Supply Chain Requires Integration
Opening keynote speaker Donald J. Bowersox of Michigan State University, one of the world’s foremost authorities on supply chain management, opened the conference with a description of how the practice of supply chain management is quickly moving toward an integrated future.
“We are experiencing a transformation in our fundamental structure of business,” he said. “Who would have thought we would see an age where one retailer does 5.8 percent of the nation’s total retail sales — Wal-Mart — and that’s including everything, even automobiles. Or where 58 percent of the sale of all household electronics is done by two retailers — Circuit City and Best Buy … I could go on and on.
“Our society is becoming highly concentrated, the supply chain is shifting closer and closer to the consumer,” he said. “We’ve known for years that efficiency and effectiveness go hand in hand. But now that is not enough. You need that and doing it how the customer wants it done. These are challenges unique to this particular point in time.”
As such, he explained that the model that businesses have based their supply chains on for the last century is now obsolete. Those practices, he said, were developed to overcome problems that no longer exist.
The old business model was forecast driven — a series of educated guesses that if incorrect could result in a warehouse full of extra inventory or an empty warehouse and a stopped assembly line.
Advances in information technology provide a substitute for a warehouse full of inventory.
“The old model, we could use the word ‘guess,’” Bowersox said. “Let’s get together and guess, then we can go from there. This is the model we used to solve last century’s problems — build up an inventory, move it along the supply chain.
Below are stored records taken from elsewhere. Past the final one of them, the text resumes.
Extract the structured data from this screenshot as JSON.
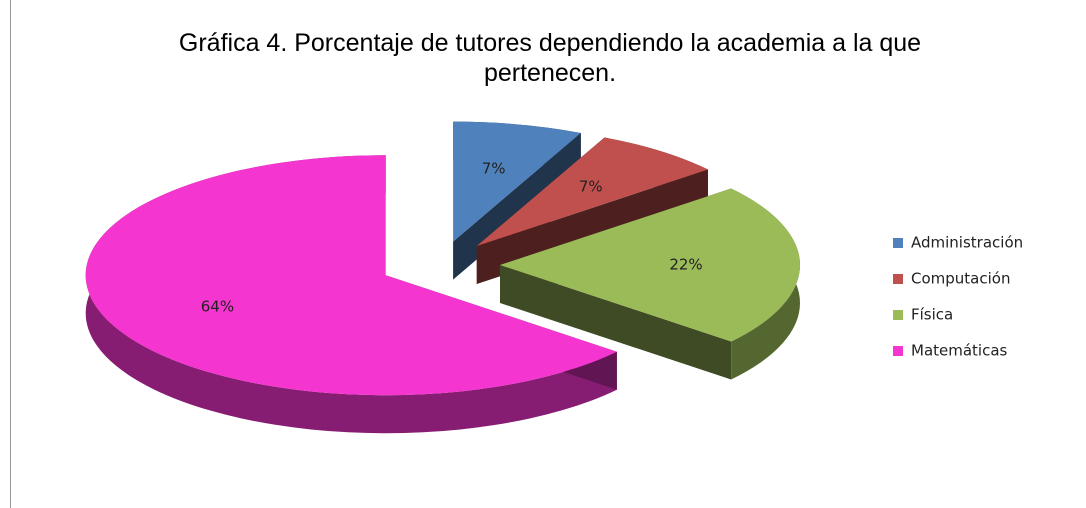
{
  "chart_data": {
    "type": "pie",
    "title": "Gráfica 4. Porcentaje de tutores dependiendo la academia a la que pertenecen.",
    "categories": [
      "Administración",
      "Computación",
      "Física",
      "Matemáticas"
    ],
    "values": [
      7,
      7,
      22,
      64
    ],
    "value_labels": [
      "7%",
      "7%",
      "22%",
      "64%"
    ],
    "colors": [
      "#4f81bd",
      "#c0504d",
      "#9bbb59",
      "#f535cf"
    ],
    "legend": "right"
  }
}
“With an endcast-driven model, you are getting so close to customers and your customers’ business that you’re actually able to be involved in the manufacturing process.”
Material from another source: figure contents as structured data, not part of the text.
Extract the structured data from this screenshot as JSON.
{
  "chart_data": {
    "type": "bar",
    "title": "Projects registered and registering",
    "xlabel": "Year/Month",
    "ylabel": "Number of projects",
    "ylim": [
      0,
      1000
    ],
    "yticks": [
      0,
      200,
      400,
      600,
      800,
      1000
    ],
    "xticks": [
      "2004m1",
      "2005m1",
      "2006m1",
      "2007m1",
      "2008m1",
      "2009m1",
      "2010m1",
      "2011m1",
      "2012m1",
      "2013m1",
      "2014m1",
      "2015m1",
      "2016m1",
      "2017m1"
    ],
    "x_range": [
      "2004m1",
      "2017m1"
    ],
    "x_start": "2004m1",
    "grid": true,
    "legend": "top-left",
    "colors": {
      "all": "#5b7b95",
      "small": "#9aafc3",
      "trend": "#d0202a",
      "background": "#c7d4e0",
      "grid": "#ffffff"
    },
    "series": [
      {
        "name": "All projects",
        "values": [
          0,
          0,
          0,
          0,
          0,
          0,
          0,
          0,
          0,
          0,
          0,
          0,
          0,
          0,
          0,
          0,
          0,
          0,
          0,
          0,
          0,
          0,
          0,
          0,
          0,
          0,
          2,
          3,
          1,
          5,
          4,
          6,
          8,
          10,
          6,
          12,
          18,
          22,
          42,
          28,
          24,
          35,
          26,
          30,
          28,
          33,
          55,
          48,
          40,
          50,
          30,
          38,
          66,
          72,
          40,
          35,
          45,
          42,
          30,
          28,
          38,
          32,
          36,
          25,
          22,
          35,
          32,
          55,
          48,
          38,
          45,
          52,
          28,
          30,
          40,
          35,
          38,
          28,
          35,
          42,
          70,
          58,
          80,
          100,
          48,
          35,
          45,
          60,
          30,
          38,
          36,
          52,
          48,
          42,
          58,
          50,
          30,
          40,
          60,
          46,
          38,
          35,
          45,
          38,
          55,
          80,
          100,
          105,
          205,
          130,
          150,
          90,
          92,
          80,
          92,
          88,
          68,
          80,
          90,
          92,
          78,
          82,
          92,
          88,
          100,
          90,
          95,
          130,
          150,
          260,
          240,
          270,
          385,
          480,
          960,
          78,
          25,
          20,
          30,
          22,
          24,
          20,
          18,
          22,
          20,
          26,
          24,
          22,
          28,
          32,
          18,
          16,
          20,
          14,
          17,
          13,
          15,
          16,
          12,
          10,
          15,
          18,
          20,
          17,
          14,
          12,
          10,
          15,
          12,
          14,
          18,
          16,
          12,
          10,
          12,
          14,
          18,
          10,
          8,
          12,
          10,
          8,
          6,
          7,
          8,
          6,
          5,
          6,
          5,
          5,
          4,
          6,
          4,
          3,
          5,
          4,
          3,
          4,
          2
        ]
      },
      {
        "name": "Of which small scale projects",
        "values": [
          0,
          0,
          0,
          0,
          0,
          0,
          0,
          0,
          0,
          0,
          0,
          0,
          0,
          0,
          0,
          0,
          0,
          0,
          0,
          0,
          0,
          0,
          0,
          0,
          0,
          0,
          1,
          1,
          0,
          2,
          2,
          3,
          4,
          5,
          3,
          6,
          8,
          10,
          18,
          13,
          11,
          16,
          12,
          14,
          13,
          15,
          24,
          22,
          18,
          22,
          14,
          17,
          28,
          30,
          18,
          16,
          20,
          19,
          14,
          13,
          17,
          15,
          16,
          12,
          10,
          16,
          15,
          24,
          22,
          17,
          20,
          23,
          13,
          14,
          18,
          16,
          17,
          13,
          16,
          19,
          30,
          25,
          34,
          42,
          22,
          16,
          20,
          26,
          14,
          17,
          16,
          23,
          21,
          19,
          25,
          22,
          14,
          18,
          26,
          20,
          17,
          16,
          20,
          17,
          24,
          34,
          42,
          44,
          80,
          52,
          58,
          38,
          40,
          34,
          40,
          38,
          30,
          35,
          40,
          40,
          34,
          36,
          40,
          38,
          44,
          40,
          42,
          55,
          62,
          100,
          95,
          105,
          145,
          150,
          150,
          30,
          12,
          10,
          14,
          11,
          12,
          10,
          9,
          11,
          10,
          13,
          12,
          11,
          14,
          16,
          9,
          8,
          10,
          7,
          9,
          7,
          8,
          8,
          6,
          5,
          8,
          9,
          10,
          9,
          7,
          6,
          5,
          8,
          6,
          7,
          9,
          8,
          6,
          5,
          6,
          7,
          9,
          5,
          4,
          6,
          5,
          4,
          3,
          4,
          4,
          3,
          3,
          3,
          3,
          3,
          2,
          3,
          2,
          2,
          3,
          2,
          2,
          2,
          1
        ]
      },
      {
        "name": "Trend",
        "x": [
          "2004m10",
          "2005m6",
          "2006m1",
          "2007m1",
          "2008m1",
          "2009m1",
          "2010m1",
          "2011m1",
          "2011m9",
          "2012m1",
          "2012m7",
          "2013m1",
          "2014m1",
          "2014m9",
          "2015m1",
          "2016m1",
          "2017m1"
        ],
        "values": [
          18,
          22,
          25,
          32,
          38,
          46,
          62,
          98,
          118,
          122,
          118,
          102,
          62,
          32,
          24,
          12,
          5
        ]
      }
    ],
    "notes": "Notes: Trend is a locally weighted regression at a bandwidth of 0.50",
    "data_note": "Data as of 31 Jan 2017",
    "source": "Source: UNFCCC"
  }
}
Bowersox used Dell Computers as an example. Using a similar system with a combination of Internet selling and supplier alliance, Dell at its peak was operating on a 15-day negative cash convergence. In effect, it was running its company on other people’s money for 15 days.
He cited Meijer Inc. as a local of example of the endcast model. Some products manufactured for Meijer can be produced, transported, sold and consumed in less than a day.
“It stems from the buzzword of 10 or 15 years ago: re-engineering,” said Jim Ross, director of supply chain management for Cascade Engineering. “I don’t want to say we’re re-engineering the value stream, but we’re looking at the whole value associated in making any product, and it doesn’t just stop with a customer or supplier. Now what we talk about is, starting from the ground up, collaborating all of our business enterprises that are associated with making a product.
“If a company, say, makes a chair, you can link the customer, you, and the four or five business entities that help you make that chair,” Ross said. “As soon as there is an order for something, all partners see what they have to do simultaneously. That reduces lead time across the chain … the efficiency and effectiveness, supplier and customer collaboration we started to do with lean, now we can link partners together, understand all the things that they do … get away from traditional relationship of buyer and seller and more toward business partners that have a stake in the ultimate product.”
The conference was sponsored by The Right Place Inc./MMTC-West, APICS Grand Rapids chapter, and the Eli Broad Graduate School of Management at Michigan State University. More than 200 people attended last Wednesday’s conference.
“Anytime you can get a gathering of professional people from different sized businesses together and learning is exciting,” said Michelle Cleveland, vice president of The Right Place. “I think we convened an outstanding group of professionals with multiple skill sets that integrated supply chain managers need to have.”